Promethium-147 is used mainly in luminous paint and atomic batteries. Promethium-147 is also used in the nuclear industry to measure the thickness of the inner surface layer of graphite in the cladding tube where the nuclear fuel rod is placed in a nuclear reactor.
Facts about promethium
- Promethium is the only radioactive element in the lanthanide series that has no stable isotopes.
- It is a cerium group of lanthanides that is chemically similar to that of neighboring elements neodymium and samarium.
- It is the only lanthanide element found in nature with a very trace amount.
- It was discovered in 1945 by USA chemists Jacob Marinsky, Lawrence Glendenin, and Charles Coryell but they did not announce their discovery until 1947.
- The chemical properties of Pm and its compounds cannot be fully studied due to the very small abundance of the metal.
- It has no biological role in the human body.
- The isotope Pm-147 can emit gamma rays during its beta decay. Therefore, it is dangerous for human health.

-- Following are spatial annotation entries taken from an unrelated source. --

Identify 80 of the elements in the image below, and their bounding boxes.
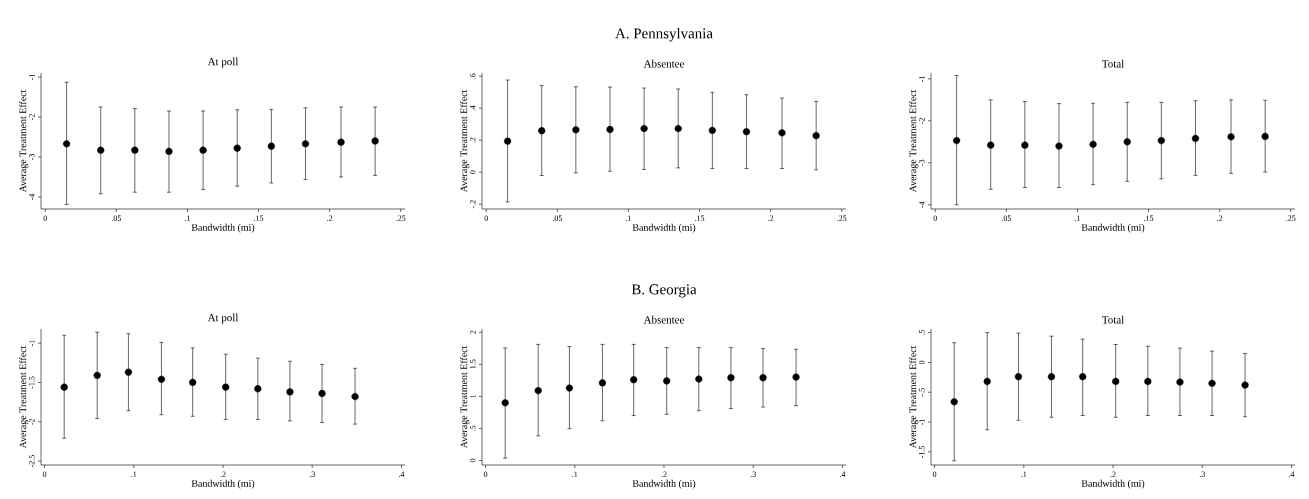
point	[504, 137, 512, 145]
x-axis-title: Bandwidth (mi)	[1081, 479, 1145, 489]
point	[1241, 381, 1249, 389]
chart-title: Total	[1102, 59, 1124, 68]
point	[93, 371, 101, 379]
point	[222, 383, 230, 391]
point	[1144, 377, 1152, 386]
point	[501, 399, 509, 407]
point	[318, 389, 326, 398]
point	[124, 368, 133, 376]
point	[60, 383, 68, 391]
point	[1261, 132, 1269, 140]
chart-title: At poll	[207, 57, 239, 68]
point	[1079, 373, 1087, 381]
y-axis-title: Average Treatment Effect	[19, 89, 29, 193]
point	[1208, 379, 1216, 387]
point	[1089, 140, 1097, 148]
x-axis-title: Bandwidth (mi)	[191, 479, 255, 489]
point	[598, 379, 607, 387]
point	[778, 129, 786, 137]
point	[1112, 377, 1120, 386]
chart-title: Absentee	[643, 315, 685, 324]
point	[792, 373, 800, 381]
y-axis-title: Average Treatment Effect	[909, 345, 919, 449]
point	[286, 388, 294, 396]
point	[337, 138, 345, 146]
text: B. Georgia	[631, 284, 697, 298]
point	[165, 147, 173, 155]
point	[538, 127, 546, 135]
point	[630, 376, 638, 384]
text: A. Pennsylvania	[615, 27, 713, 42]
point	[606, 125, 614, 134]
point	[640, 124, 648, 133]
point	[267, 142, 275, 150]
point	[674, 124, 682, 133]
point	[983, 377, 991, 386]
chart-title: Total	[1102, 315, 1124, 324]
point	[1021, 141, 1029, 149]
chart-title: Absentee	[643, 59, 685, 68]
x-axis-title: Bandwidth (mi)	[632, 479, 696, 489]
point	[1055, 142, 1063, 150]
point	[534, 387, 542, 395]
point	[254, 385, 262, 393]
point	[199, 146, 207, 154]
point	[1014, 373, 1023, 381]
point	[1047, 373, 1056, 381]
point	[301, 140, 310, 148]
point	[987, 141, 995, 149]
point	[131, 146, 139, 154]
point	[97, 146, 105, 154]
point	[371, 137, 379, 145]
point	[953, 136, 961, 145]
point	[950, 398, 958, 406]
point	[812, 132, 820, 140]
point	[565, 384, 574, 392]
y-axis-title: Average Treatment Effect	[909, 89, 919, 193]
y-axis-title: Average Treatment Effect	[460, 89, 470, 193]
point	[695, 375, 703, 383]
x-axis-title: Bandwidth (mi)	[191, 223, 255, 233]
point	[189, 378, 197, 387]
point	[157, 375, 166, 383]
x-axis-title: Bandwidth (mi)	[632, 223, 696, 233]
point	[742, 128, 751, 136]
chart-title: At poll	[207, 313, 239, 324]
point	[1227, 133, 1235, 141]
point	[759, 374, 767, 382]
point	[572, 126, 580, 134]
x-axis-title: Bandwidth (mi)	[1081, 223, 1145, 233]
point	[1123, 138, 1131, 146]
point	[1157, 136, 1165, 145]
point	[351, 393, 359, 401]
point	[708, 126, 716, 135]
y-axis-title: Average Treatment Effect	[460, 345, 470, 449]
point	[727, 374, 735, 382]
point	[233, 144, 241, 152]
point	[1176, 378, 1184, 386]
point	[63, 140, 71, 148]
point	[663, 377, 671, 385]
y-axis-title: Average Treatment Effect	[19, 345, 29, 449]
point	[1191, 134, 1200, 143]
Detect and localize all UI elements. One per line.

The interactions with tiny quantities of Pm-147 are not hazardous if certain precautions are maintained.
Uses of promethium
It is a very rare element. Therefore, promethium is used only for research purposes. Only the isotope, promethium-147 is used outside the laboratories. Neodymium-146 has been used for the production of 147Pm.
- The isotope 147Pm is used in luminous paint for some signal lights. Previously, radium-226 was used for the production of luminous paint. Presently it is replaced by promethium-147 and tritium due to nuclear safety reasons.
- Promethium-147 is used widely for making long-life atomic batteries for satellites or space probes. It may be made by small-scale promethium samples inserted into a semiconductor matrix to transform their beta emission into electric current.
- Pm-147 is an auxiliary source of heat or power for space probes and satellites.
- It is also used in thickness-measurement devices. The device is used mainly to measure the thickness of the inner surface layer of graphite in the cladding tube where the nuclear fuel rod is placed in a nuclear reactor.
- In medicine, promethium beta therapies may be used for the treatment of lumbosacral radiculitis.
- Promethium is applied in lasers that are used in satellite to submarine laser communication systems.